Kriss et al. [37] analyzed the relationships between environmental factors and biological variables (e.g., FHB intensity, fungal biomass, and DON) associated with FHB in wheat using measurements obtained from 150 location-years originating in three European countries. They determined that in the period from 18 days before anthesis to harvest, moisture-related variables such as average RH and hours of RH above 80% had the highest positive correlations with biological variables. They found significant semi-partial correlations between RH variables and DON in harvested grain. A similar study in the U.S. [38] but with longer window lengths (time of planting to crop maturity) showed that moisture- or wetness-related variables such as daily average RH and total daily precipitation were positively correlated with FHB intensity.

Cowger et al. [39] investigated the effects of post-anthesis moisture on DON accumulation in soft red winter wheat under field conditions. Cultivars moderately resistant or susceptible to FHB were inoculated with conidia of F. graminearum at mid anthesis (50% of spikes with extruded anthers) and then subjected to different durations of mist ranging from 0 to 30 days. Misting for 10 and 20 days significantly increased DON compared to no misting in both moderately resistant and susceptible cultivars.

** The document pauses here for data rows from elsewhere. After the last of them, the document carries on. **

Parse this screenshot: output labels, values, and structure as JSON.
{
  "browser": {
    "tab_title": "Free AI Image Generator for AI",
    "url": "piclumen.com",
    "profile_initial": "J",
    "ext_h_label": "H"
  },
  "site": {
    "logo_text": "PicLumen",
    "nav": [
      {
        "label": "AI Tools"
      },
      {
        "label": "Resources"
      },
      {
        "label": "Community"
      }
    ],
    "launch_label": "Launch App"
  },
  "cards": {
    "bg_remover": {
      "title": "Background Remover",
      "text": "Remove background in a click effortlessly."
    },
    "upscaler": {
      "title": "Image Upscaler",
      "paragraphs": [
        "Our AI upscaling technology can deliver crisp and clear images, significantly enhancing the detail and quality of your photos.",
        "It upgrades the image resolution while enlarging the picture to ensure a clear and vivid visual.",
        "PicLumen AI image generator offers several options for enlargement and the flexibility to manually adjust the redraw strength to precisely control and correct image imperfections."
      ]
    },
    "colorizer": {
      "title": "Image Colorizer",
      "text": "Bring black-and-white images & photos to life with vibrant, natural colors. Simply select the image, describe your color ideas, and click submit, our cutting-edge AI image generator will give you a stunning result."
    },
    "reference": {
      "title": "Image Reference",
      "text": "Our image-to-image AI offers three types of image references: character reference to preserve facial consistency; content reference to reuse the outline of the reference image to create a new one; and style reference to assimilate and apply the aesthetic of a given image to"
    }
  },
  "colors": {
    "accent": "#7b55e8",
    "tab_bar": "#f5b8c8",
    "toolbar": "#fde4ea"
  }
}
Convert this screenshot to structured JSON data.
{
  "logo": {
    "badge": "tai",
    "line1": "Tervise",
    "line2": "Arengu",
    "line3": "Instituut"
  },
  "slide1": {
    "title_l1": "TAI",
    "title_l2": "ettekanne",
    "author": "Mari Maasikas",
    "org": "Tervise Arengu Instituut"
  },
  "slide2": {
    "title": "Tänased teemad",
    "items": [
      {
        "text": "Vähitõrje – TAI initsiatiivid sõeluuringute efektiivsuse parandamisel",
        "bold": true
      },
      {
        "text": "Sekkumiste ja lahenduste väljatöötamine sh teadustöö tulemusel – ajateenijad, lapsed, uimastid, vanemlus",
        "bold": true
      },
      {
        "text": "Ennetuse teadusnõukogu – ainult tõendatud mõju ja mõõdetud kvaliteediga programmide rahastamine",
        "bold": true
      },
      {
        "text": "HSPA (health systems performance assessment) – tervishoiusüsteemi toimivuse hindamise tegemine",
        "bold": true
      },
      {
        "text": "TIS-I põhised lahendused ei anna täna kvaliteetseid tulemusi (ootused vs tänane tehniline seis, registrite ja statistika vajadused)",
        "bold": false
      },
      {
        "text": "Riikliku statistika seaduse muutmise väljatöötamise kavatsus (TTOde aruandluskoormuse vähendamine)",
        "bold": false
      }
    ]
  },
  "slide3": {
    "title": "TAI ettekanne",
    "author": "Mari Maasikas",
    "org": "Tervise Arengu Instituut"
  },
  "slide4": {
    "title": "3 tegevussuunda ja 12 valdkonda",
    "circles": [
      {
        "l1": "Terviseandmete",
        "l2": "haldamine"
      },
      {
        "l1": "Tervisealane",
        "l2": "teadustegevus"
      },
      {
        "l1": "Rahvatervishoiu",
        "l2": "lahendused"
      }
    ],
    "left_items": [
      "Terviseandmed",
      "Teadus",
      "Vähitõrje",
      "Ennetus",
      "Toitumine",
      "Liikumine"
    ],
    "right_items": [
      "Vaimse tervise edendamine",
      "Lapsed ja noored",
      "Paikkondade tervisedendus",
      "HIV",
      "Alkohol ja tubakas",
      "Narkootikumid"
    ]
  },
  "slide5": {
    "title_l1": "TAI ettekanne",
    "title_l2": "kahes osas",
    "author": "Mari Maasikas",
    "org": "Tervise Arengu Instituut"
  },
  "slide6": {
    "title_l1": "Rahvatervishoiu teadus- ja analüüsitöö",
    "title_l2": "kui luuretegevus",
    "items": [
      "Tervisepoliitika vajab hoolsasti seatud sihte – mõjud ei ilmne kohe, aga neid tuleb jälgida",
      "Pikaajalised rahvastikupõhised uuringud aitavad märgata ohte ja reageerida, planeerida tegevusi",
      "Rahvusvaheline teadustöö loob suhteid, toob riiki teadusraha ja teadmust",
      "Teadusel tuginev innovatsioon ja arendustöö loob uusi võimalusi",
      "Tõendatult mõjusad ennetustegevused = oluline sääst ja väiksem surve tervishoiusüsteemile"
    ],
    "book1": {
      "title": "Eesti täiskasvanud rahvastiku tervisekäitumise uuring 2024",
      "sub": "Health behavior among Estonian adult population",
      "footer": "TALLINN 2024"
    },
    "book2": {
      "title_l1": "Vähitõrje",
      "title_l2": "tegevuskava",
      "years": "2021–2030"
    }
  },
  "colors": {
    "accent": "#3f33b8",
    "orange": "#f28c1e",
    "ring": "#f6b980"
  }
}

Hernandez Nopsa et al. [32] observed that in a year in which there was continuous rainfall starting from before anthesis and continuing through grain maturation, DON accumulation in two winter wheat cultivars was much higher than in a year when there was rainfall beginning from before anthesis and continuing through anthesis followed by a dry period after anthesis. Similarly, there was less DON accumulation in the two cultivars in a year in which it was dry prior to and during anthesis followed by rainfall after anthesis. The author compared total rainfall in the months of May and June (the period of highest risk for FHB infections and DON accumulation in wheat in southeastern Nebraska, USA) and total DON in an FHB integrated management study conducted in 2008 and repeated in 2009 [30]. Results showed that total DON was much higher in 2008 when it was excessively wet compared to 2009 when it was relatively dry in the 2-month period (Figure 6).

The results from these studies indicate that moisture plays an important role in the accumulation of DON in small grain cereals. However, free moisture can also leach out DON from F. graminearum-infected wheat spikes. In field experiments, Culler et al. [40] showed that DON levels were lower in wheat grain from plots that were subjected to extended irrigation (from anthesis to harvest) compared to grain from plots that were irrigated from anthesis to the early dough stage. In greenhouse experiments, Gautam and Dill-Macky [41] showed that regardless of cultivar, DON levels were lower in winter wheat plants whose spikes were subjected to a single wetting event lasting 6 hours compared to plants that were not wetted. They also detected DON in runoff water from the wetted plants, confirming that DON can leach out from wheat spikes exposed to water such as that from irrigation or rainfall.

4.2. Growth Stage

FHB in small grain cereals develops from infections that occur during the heading growth stages. In wheat, the most damaging infections occur during flowering or shortly after flowering. However, infections can continue as grain maturation progresses. Miller and Young [42] inoculated spikes of winter wheat with spores of F. graminearum in field plots followed by misting at 4 and 16 hours, then measured DON concentration in spikes (grain and chaff) over time for up to 9 weeks after inoculation (w.a.i). They found that DON concentration increased up to 9.5 ppm 6 w.a.i then declined thereafter to 2.5 ppm by 9 w.a.i. They attributed the decline in DON concentration after Week 6 to its breakdown by plant enzymes and suggested, based on these observations, that the timing of harvest may influence the amount of DON in grain.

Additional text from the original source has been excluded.